Last year, 51 children died in a hot car. That’s the highest number of deaths in the past 20 years, according to Safe Kids Worldwide. It’s a hard thing to read but we have to face it head-on if we want to bring that number down to zero.

With temperatures starting to rise it’s important to remember the dangers of hot cars. Sometimes our kiddos are so quiet that we forget they’re even in the car. If they are asleep, it might be tempting to run a quick errand and not wake them, but you should never leave a child alone in a car, no matter what the temperature is outside.

“Leaving a child alone in a car is extremely dangerous and can be life threatening,” says Abbey Rymarczyk, community relations injury prevention coordinator at Dayton Children’s Hospital and Safe Kids Greater Dayton coordinator. So far this year, there have been 13 deaths across the country due to children being left or trapped in hot cars.

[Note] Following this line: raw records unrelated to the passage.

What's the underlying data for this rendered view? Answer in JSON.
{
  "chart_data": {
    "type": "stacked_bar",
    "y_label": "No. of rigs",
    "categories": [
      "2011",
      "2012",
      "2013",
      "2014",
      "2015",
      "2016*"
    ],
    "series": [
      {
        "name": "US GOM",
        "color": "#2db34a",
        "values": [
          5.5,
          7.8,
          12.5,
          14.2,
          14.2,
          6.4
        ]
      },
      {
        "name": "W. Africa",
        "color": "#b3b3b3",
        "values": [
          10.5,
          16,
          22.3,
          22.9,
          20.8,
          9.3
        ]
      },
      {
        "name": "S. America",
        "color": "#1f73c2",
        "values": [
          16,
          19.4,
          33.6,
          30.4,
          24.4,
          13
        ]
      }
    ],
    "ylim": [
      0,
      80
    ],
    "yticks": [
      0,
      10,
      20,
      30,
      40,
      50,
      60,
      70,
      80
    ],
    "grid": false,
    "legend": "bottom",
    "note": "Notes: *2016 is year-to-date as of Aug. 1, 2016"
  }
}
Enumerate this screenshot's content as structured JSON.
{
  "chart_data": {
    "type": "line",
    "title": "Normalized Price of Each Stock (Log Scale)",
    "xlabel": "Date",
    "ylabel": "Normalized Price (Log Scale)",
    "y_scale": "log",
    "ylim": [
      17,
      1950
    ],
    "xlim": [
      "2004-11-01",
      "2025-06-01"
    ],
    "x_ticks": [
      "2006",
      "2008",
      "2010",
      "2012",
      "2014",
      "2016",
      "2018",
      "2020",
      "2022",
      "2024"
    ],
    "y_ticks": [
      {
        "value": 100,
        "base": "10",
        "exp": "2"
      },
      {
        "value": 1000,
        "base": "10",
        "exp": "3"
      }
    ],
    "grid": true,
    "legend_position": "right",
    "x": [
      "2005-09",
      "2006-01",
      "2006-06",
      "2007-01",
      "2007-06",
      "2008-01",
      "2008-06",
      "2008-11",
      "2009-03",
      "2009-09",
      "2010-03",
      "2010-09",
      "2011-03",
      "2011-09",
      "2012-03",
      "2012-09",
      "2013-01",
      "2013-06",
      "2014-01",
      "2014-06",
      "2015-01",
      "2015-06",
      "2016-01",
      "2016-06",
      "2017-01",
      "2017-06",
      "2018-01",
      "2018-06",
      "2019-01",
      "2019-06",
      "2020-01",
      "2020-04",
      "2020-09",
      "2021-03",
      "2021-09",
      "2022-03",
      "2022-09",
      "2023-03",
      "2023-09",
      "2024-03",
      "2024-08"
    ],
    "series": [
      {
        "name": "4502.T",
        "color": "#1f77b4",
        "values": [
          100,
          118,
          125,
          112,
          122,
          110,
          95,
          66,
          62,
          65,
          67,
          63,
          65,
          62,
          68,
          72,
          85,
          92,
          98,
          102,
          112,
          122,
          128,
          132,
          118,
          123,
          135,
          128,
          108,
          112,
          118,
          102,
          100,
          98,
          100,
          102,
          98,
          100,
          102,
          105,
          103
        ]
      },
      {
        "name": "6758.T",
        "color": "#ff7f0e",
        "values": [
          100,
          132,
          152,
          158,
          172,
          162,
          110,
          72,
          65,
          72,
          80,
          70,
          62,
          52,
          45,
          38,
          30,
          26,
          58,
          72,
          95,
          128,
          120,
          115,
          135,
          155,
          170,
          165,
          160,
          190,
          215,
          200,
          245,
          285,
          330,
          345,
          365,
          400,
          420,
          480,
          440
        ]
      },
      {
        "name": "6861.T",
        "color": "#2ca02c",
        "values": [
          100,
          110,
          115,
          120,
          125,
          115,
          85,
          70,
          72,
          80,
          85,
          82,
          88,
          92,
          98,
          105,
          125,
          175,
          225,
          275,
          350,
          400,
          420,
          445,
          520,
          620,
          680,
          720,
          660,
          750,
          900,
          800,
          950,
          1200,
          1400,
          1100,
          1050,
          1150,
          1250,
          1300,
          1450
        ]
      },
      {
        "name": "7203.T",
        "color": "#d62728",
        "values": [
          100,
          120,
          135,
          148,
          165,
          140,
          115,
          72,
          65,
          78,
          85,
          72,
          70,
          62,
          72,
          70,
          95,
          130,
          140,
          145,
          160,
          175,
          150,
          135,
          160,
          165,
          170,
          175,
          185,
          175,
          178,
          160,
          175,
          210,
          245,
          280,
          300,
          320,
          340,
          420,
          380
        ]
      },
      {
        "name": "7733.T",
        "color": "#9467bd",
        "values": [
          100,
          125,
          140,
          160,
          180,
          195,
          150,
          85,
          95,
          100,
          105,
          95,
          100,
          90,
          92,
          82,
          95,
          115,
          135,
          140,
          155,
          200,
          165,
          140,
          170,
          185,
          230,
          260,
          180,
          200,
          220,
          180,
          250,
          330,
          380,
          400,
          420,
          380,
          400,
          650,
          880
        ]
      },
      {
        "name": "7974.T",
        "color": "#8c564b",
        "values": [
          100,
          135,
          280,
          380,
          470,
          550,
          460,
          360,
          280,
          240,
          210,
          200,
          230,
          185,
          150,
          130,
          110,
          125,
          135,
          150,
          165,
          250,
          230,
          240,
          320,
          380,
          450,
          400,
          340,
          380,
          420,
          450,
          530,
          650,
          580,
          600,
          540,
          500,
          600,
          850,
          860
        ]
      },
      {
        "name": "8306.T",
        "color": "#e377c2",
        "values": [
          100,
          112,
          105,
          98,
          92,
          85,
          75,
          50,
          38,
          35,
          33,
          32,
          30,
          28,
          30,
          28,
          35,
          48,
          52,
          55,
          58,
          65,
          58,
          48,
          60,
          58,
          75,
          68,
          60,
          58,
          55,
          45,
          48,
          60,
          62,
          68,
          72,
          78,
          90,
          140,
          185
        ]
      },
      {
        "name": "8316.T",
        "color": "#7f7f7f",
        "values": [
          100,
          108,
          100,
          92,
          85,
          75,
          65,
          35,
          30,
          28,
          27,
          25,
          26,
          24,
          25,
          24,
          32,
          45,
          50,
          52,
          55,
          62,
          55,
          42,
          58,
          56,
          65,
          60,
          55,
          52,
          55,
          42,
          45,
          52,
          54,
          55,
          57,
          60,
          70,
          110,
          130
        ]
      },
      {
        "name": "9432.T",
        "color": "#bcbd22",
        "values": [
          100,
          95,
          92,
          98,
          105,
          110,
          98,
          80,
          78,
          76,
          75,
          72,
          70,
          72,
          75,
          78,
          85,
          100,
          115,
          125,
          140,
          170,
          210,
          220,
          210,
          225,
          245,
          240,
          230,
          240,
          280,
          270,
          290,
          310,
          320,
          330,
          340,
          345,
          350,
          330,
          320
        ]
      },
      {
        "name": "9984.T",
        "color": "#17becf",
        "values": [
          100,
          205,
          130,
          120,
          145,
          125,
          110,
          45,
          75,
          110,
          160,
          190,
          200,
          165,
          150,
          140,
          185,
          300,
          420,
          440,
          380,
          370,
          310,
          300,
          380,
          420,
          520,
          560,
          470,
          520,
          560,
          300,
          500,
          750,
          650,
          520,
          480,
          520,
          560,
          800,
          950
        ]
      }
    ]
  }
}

“Many of parents think that they can just crack the windows, but that isn’t enough. A car can heat up 19 degrees in just 10 minutes,” says Rymarczyk. “Young children are at an even greater risk because their bodies heat up three to five times faster than an adult’s. When a child’s body gets too hot, organs start to shut down, brain damage occurs and a child can die.”

Remember the acronym ACT, you can reduce the number heatstroke deaths:

A: Avoid. You can avoid heat related injuries and death by never leaving a child alone in the car. We all know that kids love to explore and the car may seem like a fun place to play, but it can turn dangerous very quickly. You should keep your car locked when you are not inside it so that kids can’t get in and accidentally get stuck inside.

C: Create. Create reminders for yourself so that you never accidentally leave your child in the car alone. Put your phone and purse in the backseat when you have your child in the car. You shouldn’t be on your phone anyway, and it will add an extra reminder to get your child out once you reach your destination.

T: Take action. If you ever see a child alone in a car, call 911. Even if you are just walking through the parking lot at the grocery store and see a child in a car alone, you should call 911. No child should ever be left alone in a car.